In short, we have two rulings from the founders of the Hanafī madhhab, the basis of the prohibition mentioned in them being that it leads the common and ignorant people to believing that a particular form of an originally acceptable practice is sunnah. These two rulings are: performing sajdat al-shukr on a particular occasion; fixing a sūrah to a particular rak‘ah of Salāh. Moreover, we have the verdict of later Hanafī jurists in a couple of other rulings, based on the same principle. These are: shaking hands persistently after the fard prayers; and Salāt al-Raghā’ib in the fixed way and time it is performed.
All of this points to one conclusion:
In the Hanafī madhhab, repeatedly, persistently and continuously performing a religious practice, originally regarded in the Sharī‘ah as permissible or mustahabb, publically, in a specific manner that has not been transmitted from the Prophet (peace be upon him) or Sahābah, such that a false impression is created in the minds of the ignorant that this particular form (e.g. in terms of its date, procedure) is sunnah or wājib, renders that act prohibitively disliked (makrūh tahrīmī) and the act will be considered an insertion into religion or bid‘ah.
We can safely say, looking at the condition of Barelwis and other psuedo-traditionalists of today, the formal/popular (murawwaj) Mawlid of today, falls in this category, and is hence, makrūh tahrīmī in the Hanafī madhhab.

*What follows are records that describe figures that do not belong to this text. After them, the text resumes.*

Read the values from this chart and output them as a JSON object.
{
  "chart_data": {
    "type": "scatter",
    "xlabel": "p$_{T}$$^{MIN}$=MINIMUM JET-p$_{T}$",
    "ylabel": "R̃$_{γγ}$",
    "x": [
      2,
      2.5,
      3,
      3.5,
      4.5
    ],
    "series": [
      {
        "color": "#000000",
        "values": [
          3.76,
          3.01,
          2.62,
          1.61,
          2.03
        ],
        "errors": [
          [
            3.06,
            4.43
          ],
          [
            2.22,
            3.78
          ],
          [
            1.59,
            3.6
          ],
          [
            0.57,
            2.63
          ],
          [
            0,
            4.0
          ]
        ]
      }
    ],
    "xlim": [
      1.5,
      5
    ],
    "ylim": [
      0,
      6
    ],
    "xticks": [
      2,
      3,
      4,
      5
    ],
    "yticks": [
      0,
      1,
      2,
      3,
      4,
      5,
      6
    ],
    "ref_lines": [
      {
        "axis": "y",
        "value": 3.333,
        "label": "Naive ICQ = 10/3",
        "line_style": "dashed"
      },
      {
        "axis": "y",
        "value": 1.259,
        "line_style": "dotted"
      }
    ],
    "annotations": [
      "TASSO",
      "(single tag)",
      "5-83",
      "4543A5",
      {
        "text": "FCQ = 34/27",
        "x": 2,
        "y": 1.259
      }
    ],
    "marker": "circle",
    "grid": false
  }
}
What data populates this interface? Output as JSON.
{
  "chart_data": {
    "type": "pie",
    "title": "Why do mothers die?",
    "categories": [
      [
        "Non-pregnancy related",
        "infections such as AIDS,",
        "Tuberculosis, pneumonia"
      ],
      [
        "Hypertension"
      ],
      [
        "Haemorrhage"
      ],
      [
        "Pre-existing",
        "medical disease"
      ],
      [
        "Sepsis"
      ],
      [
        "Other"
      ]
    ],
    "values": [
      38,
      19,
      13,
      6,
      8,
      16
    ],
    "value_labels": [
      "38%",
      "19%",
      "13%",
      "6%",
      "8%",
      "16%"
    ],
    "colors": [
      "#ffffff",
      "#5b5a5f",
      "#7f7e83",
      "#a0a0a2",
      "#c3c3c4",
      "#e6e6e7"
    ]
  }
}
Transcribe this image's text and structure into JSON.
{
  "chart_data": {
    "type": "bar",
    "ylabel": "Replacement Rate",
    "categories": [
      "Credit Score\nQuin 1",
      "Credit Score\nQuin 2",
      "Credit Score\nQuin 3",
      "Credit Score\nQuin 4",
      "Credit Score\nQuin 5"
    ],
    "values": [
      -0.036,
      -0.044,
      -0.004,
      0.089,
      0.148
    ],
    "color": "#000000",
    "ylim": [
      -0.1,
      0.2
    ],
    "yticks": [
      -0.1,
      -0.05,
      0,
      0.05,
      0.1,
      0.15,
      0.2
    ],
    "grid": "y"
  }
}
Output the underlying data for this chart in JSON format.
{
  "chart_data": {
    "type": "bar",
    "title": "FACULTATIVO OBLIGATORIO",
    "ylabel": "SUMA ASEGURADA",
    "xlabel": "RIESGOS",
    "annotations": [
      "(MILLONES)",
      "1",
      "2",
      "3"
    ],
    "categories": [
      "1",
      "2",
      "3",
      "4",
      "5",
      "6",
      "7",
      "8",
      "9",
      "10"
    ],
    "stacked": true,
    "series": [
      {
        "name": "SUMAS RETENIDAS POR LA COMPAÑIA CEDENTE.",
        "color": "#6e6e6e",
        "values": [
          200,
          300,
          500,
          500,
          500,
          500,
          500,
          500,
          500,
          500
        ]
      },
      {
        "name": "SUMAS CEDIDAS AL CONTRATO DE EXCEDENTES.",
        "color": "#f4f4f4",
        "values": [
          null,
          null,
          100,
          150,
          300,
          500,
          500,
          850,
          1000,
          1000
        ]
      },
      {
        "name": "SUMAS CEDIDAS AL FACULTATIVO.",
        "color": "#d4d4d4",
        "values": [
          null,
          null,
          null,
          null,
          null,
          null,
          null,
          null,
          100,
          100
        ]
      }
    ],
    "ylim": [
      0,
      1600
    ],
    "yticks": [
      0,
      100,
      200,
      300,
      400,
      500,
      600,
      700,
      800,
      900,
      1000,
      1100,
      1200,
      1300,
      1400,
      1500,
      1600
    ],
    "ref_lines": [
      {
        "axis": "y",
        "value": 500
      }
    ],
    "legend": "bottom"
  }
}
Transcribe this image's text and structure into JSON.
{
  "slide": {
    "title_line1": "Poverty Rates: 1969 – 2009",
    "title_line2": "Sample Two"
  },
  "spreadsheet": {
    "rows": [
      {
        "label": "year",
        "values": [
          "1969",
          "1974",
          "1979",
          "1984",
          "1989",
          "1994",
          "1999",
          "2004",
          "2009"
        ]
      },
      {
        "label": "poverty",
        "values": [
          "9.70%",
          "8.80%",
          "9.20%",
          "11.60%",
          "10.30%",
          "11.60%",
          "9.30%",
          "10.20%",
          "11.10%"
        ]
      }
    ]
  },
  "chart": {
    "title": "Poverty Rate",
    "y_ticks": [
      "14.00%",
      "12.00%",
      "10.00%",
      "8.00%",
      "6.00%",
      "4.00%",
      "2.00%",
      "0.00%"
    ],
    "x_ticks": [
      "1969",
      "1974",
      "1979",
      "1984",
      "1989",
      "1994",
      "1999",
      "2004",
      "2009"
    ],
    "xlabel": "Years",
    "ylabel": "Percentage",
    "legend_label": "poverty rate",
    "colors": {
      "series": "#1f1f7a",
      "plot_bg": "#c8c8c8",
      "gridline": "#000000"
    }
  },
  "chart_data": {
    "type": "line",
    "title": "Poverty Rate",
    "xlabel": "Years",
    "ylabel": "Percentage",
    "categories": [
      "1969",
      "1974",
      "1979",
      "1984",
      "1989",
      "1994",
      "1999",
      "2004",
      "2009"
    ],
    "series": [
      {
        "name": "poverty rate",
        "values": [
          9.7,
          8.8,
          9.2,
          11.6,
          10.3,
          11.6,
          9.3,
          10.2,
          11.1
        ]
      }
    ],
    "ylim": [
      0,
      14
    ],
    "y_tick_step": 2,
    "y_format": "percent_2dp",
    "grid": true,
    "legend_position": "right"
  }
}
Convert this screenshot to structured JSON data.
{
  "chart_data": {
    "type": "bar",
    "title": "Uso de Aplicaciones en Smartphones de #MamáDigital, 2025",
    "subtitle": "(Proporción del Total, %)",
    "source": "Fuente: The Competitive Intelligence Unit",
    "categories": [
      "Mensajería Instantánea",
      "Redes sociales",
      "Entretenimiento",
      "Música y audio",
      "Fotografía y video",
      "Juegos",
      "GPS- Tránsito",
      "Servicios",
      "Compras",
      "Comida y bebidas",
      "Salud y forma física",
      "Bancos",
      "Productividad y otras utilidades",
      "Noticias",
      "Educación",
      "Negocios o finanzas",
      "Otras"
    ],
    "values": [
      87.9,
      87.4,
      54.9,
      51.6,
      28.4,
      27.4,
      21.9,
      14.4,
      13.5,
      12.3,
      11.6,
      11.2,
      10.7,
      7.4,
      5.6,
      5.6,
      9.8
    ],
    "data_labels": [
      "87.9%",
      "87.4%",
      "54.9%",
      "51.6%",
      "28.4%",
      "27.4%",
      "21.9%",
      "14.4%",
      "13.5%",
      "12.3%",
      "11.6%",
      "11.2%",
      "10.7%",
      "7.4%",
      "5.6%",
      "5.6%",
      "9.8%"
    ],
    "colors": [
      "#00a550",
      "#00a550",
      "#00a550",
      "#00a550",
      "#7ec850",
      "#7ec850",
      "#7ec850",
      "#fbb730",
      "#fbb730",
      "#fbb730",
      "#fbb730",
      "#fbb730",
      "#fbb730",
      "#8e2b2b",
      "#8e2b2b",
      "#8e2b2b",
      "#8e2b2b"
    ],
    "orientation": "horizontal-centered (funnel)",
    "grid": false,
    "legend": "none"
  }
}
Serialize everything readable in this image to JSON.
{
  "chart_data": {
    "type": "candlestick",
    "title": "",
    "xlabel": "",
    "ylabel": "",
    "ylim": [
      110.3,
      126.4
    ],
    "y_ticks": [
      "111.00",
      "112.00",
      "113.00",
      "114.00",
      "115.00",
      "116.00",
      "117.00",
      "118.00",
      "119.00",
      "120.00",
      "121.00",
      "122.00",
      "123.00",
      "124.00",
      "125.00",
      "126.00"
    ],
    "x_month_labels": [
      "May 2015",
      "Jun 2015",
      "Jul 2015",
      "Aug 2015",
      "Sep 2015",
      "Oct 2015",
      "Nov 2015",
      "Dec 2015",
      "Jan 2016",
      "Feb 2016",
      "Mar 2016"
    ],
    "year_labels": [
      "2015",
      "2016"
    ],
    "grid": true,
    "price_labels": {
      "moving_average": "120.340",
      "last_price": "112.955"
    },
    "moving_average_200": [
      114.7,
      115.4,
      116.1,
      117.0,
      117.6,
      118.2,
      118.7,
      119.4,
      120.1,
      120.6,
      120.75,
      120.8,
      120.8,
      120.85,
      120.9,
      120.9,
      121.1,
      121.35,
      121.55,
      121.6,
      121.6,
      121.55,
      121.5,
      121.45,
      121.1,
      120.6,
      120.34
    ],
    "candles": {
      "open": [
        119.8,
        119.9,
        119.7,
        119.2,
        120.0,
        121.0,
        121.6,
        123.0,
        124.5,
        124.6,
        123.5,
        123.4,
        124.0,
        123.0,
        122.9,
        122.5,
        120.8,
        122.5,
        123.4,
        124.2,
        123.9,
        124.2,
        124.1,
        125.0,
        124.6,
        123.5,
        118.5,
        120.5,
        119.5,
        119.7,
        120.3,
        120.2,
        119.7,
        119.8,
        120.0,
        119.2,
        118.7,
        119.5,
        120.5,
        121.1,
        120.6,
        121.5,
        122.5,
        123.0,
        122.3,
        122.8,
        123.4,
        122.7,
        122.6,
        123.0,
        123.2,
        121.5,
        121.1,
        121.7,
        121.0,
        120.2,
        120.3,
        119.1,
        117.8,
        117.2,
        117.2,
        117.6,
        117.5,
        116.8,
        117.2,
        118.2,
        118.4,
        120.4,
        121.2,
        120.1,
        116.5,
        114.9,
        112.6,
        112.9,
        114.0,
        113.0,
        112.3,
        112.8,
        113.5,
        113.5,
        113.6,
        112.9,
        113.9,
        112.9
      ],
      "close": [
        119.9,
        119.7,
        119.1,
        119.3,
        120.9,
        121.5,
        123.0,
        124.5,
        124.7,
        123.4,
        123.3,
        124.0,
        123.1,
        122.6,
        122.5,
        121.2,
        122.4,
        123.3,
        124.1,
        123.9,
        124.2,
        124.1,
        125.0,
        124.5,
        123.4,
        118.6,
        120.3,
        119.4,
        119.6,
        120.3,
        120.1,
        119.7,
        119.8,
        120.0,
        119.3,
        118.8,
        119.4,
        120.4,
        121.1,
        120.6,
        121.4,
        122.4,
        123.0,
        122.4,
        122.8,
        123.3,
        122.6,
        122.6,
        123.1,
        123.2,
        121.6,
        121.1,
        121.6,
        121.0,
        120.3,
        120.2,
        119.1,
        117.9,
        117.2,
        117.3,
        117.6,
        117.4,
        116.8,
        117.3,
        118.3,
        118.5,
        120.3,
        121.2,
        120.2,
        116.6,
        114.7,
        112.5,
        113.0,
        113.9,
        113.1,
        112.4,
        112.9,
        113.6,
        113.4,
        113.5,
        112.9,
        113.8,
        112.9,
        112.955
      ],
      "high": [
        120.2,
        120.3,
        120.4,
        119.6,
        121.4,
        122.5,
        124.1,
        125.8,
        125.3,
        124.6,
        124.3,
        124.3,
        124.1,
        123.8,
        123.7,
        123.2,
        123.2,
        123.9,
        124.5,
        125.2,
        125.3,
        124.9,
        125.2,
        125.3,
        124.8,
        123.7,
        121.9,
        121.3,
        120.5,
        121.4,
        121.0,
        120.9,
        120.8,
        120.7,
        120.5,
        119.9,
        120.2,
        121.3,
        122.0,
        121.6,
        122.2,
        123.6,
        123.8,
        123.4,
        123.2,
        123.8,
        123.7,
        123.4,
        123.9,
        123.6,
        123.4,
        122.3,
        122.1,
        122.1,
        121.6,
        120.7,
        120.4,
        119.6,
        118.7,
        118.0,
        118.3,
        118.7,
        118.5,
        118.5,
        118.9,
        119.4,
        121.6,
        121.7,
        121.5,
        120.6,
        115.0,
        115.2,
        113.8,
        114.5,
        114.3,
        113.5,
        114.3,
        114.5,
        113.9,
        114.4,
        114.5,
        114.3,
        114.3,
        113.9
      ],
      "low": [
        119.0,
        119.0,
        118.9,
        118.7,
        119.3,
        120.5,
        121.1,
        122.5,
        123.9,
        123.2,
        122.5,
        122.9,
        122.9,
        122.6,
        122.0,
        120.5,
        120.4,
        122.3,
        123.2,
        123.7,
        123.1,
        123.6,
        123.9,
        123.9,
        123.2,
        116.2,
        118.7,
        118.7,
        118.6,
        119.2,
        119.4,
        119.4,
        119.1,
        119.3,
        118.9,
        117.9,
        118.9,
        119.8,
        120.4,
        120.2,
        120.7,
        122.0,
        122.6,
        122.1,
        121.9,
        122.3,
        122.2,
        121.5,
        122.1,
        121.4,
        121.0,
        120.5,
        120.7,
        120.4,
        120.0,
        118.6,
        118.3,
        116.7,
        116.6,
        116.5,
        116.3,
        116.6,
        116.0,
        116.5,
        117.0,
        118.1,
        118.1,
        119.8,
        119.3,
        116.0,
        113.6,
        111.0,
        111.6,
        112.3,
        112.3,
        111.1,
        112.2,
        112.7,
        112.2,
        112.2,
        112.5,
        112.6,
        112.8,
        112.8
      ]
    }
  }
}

Update: Someone raised the objection: does not madaris fall under this prohibition, as within them, the mustahabb practice of teaching and learning are repeatedly done in a fixed and regulated way that was not transmitted from the Sahabah? For the perceptive person, the difference between the above examples, including Mawlid, and madaris is clear. The purpose of the regulated and fixed manner of teaching and learning in madaris is purely based on organisational and pragmatic reasons. Common people are not susceptible to the mistaken belief that the madaris themselves are objectives, or desirable elements, of religion. On the other hand, repeated handshakes after Salah, if done openly, commonly and continuously, does make the common people susceptible to the view that to shake hands at that time is a desired practice of religion. Similarly, the Mawlid of Rabi’ al-Awwal makes the common people susceptible to the belief that making this commemoration at that time of the year is superior. This is not only theory; many people really do believe that to celebrate the birth in the month of Rabi al Awwal is more rewarding and superior than doing so in any other time of the year. It is not regarded merely as something organisational. The same applies to the other examples, of fixing a surah to a particular rak’ah of Salah and doing Sajdat al-Shukr after every Fard prayer.